Ephesians 2:14 states the position of the redeemed: “For He is our peace.”
How did this happen? He removed the barrier between us and Him represented by the veil in the temple. The death of Christ means that access to the Father is available for all people.
But God also tore down the “dividing wall” that separated Jews and Gentiles in the Jewish Temple, by the flesh of Jesus Christ.
This represents the tearing down of obstacles to experiencing the “peace of Christ” as one people of many races, ethnicities, tongues and tribes.
On the threshold of the cross all people are welcome. As a result, the redeemed sit together, pray together, worship together, accomplish ministry together – as a “new humanity” in the Lord’s church.
The idea of a new humanity is evident in the phrase “one body” (Eph. 2:16). The redeemed as “one body” implies that there were two or more bodies, but now there is a singleness of purpose and structure as Believers.
The “one body” principle is an idea, a construct not fully realized in the church nor the contemporary world.

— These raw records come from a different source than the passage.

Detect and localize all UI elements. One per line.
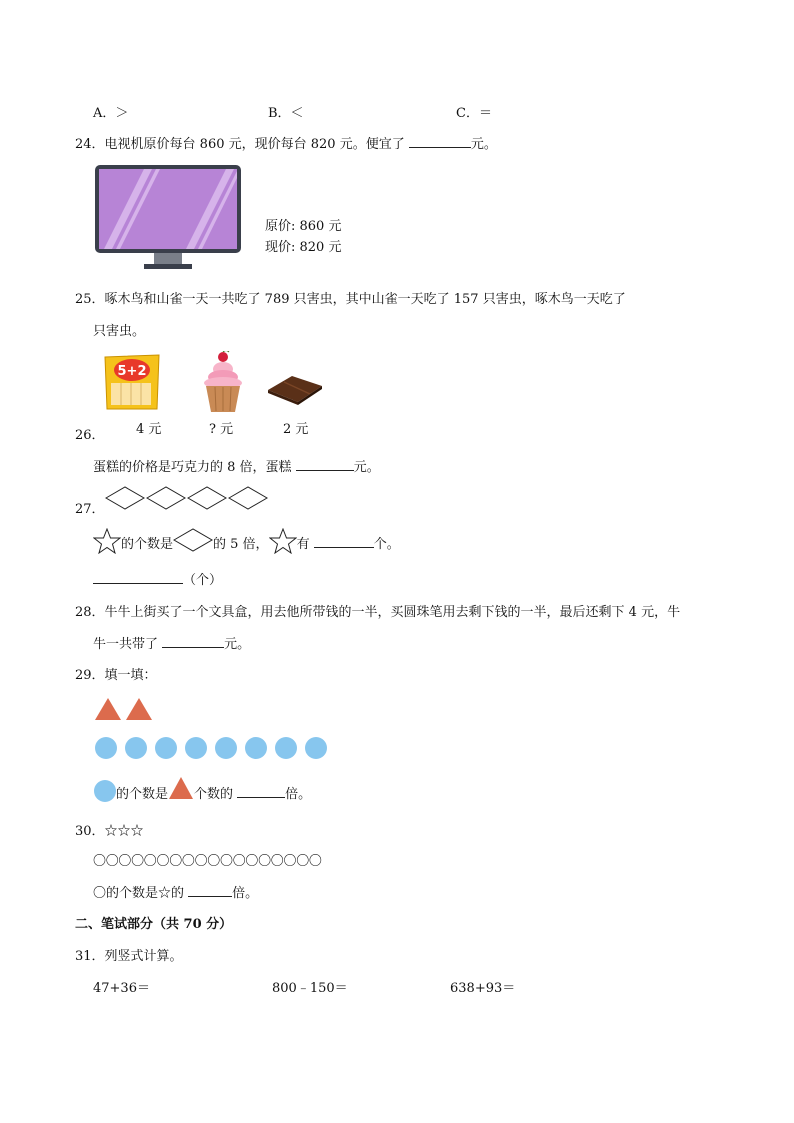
q29-text-1: 的个数是 bbox=[116, 787, 169, 802]
question-30 bbox=[75, 820, 144, 839]
circle-icon bbox=[215, 737, 237, 759]
circle-icon bbox=[305, 737, 327, 759]
cupcake-image bbox=[202, 351, 244, 413]
question-text: 啄木鸟和山雀一天一共吃了 789 只害虫，其中山雀一天吃了 157 只害虫，啄木鸟一天吃了 bbox=[104, 292, 626, 307]
circle-icon bbox=[245, 737, 267, 759]
q29-text-3: 倍。 bbox=[285, 787, 312, 802]
question-26 bbox=[93, 456, 380, 475]
question-text: 牛一共带了 bbox=[93, 637, 159, 652]
question-30-answer bbox=[93, 882, 258, 901]
answer-blank[interactable] bbox=[188, 896, 232, 897]
q27-text-1: 的个数是 bbox=[121, 537, 174, 552]
chocolate-price: 2 元 bbox=[283, 422, 309, 437]
cake-price: ? 元 bbox=[209, 422, 234, 437]
question-25 bbox=[75, 288, 626, 307]
question-title: 填一填： bbox=[104, 668, 157, 683]
chocolate-image bbox=[266, 372, 324, 406]
question-28-line2 bbox=[93, 633, 250, 652]
circle-icon bbox=[155, 737, 177, 759]
diamond-icon bbox=[173, 528, 213, 552]
circle-row bbox=[94, 736, 330, 760]
calc-expression: 47+36＝ bbox=[93, 981, 150, 996]
calc-expression: 800﹣150＝ bbox=[272, 981, 348, 996]
circle-icon bbox=[185, 737, 207, 759]
section-2-title: 二、笔试部分（共 70 分） bbox=[75, 917, 233, 932]
question-text: 蛋糕的价格是巧克力的 8 倍，蛋糕 bbox=[93, 460, 292, 475]
option-a: A．＞ bbox=[93, 106, 129, 121]
question-24 bbox=[75, 133, 497, 152]
option-b: B．＜ bbox=[268, 106, 304, 121]
triangle-row bbox=[94, 697, 156, 721]
triangle-icon bbox=[168, 776, 194, 800]
unit: 倍。 bbox=[232, 886, 259, 901]
star-icon bbox=[269, 528, 297, 554]
question-29 bbox=[75, 664, 157, 683]
triangle-icon bbox=[95, 698, 121, 720]
unit: 元。 bbox=[224, 637, 251, 652]
option-c: C．＝ bbox=[456, 106, 492, 121]
q27-text-4: 个。 bbox=[373, 537, 400, 552]
answer-blank[interactable] bbox=[314, 547, 374, 548]
question-25-line2: 只害虫。 bbox=[93, 324, 146, 339]
star-icon bbox=[93, 528, 121, 554]
answer-blank[interactable] bbox=[162, 647, 224, 648]
circle-icon bbox=[275, 737, 297, 759]
circle-icon bbox=[125, 737, 147, 759]
question-26-number: 26． bbox=[75, 428, 105, 443]
answer-blank[interactable] bbox=[93, 583, 183, 584]
biscuit-price: 4 元 bbox=[136, 422, 162, 437]
circle-icon bbox=[95, 737, 117, 759]
calc-expression: 638+93＝ bbox=[450, 981, 516, 996]
question-number: 25． bbox=[75, 292, 105, 307]
question-text: 〇的个数是☆的 bbox=[93, 886, 185, 901]
triangle-icon bbox=[126, 698, 152, 720]
answer-blank[interactable] bbox=[296, 470, 354, 471]
answer-unit: （个） bbox=[183, 573, 223, 588]
question-number: 28． bbox=[75, 605, 105, 620]
question-27 bbox=[93, 528, 400, 554]
unit: 元。 bbox=[470, 137, 497, 152]
unit: 元。 bbox=[353, 460, 380, 475]
question-number: 24． bbox=[75, 137, 105, 152]
circle-icon bbox=[94, 780, 116, 802]
question-number: 29． bbox=[75, 668, 105, 683]
question-29-answer bbox=[94, 776, 311, 804]
question-text: 牛牛上街买了一个文具盒，用去他所带钱的一半，买圆珠笔用去剩下钱的一半，最后还剩下 4 元，牛 bbox=[104, 605, 681, 620]
q27-text-2: 的 5 倍， bbox=[213, 537, 269, 552]
question-number: 30． bbox=[75, 824, 105, 839]
q29-text-2: 个数的 bbox=[194, 787, 234, 802]
question-title: 列竖式计算。 bbox=[104, 949, 183, 964]
question-number: 31． bbox=[75, 949, 105, 964]
question-28 bbox=[75, 601, 680, 620]
q27-answer-row bbox=[93, 569, 222, 588]
stars-row: ☆☆☆ bbox=[104, 824, 144, 839]
question-31 bbox=[75, 945, 183, 964]
answer-blank[interactable] bbox=[237, 797, 285, 798]
diamond-row bbox=[104, 485, 272, 511]
circles-row: 〇〇〇〇〇〇〇〇〇〇〇〇〇〇〇〇〇〇 bbox=[93, 854, 322, 869]
tv-image bbox=[94, 163, 244, 273]
question-text: 电视机原价每台 860 元，现价每台 820 元。便宜了 bbox=[104, 137, 405, 152]
biscuit-image bbox=[103, 353, 161, 411]
question-27-number: 27． bbox=[75, 502, 105, 517]
original-price: 原价: 860 元 bbox=[265, 219, 342, 234]
q27-text-3: 有 bbox=[296, 537, 310, 552]
current-price: 现价: 820 元 bbox=[265, 240, 342, 255]
biscuit-logo: 5+2 bbox=[117, 364, 147, 379]
answer-blank[interactable] bbox=[409, 147, 471, 148]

Yet, the Bible insists the church can and should strive to be a people, composed of various ethnic groups, coming together as one body.
IN HIS IMAGE
Therefore, imagine a church where the ministry of Christ becomes the mission of the redeemed.
Imagine a church that contends for racial equality not only for members but for all humanity.
Imagine a congregation that finds itself as the example of Christ’s new, living, redeemed humanity demonstrating God’s love for all people.
Imagine a church where social justice is evidenced in social ministry (Acts 6).
Imagine a church, in Louisiana, that dares to implement the mission of Christ in its ministry.
Imagine a church demonstrating racial harmony, racial unity, and radical transformation to a world that needs to see the victory of Christ over racial sin.
Imagine a world that can be impacted by such a church that can exist in Louisiana.
Imagine your church becoming that church!
Marvin Jones, Ph.D., is professor of Theology and Church History with Louisiana College. His column is part of a series of commentaries provided by Louisiana College relating to the Southern Baptist Convention’s calendar of Special Emphasis Sundays.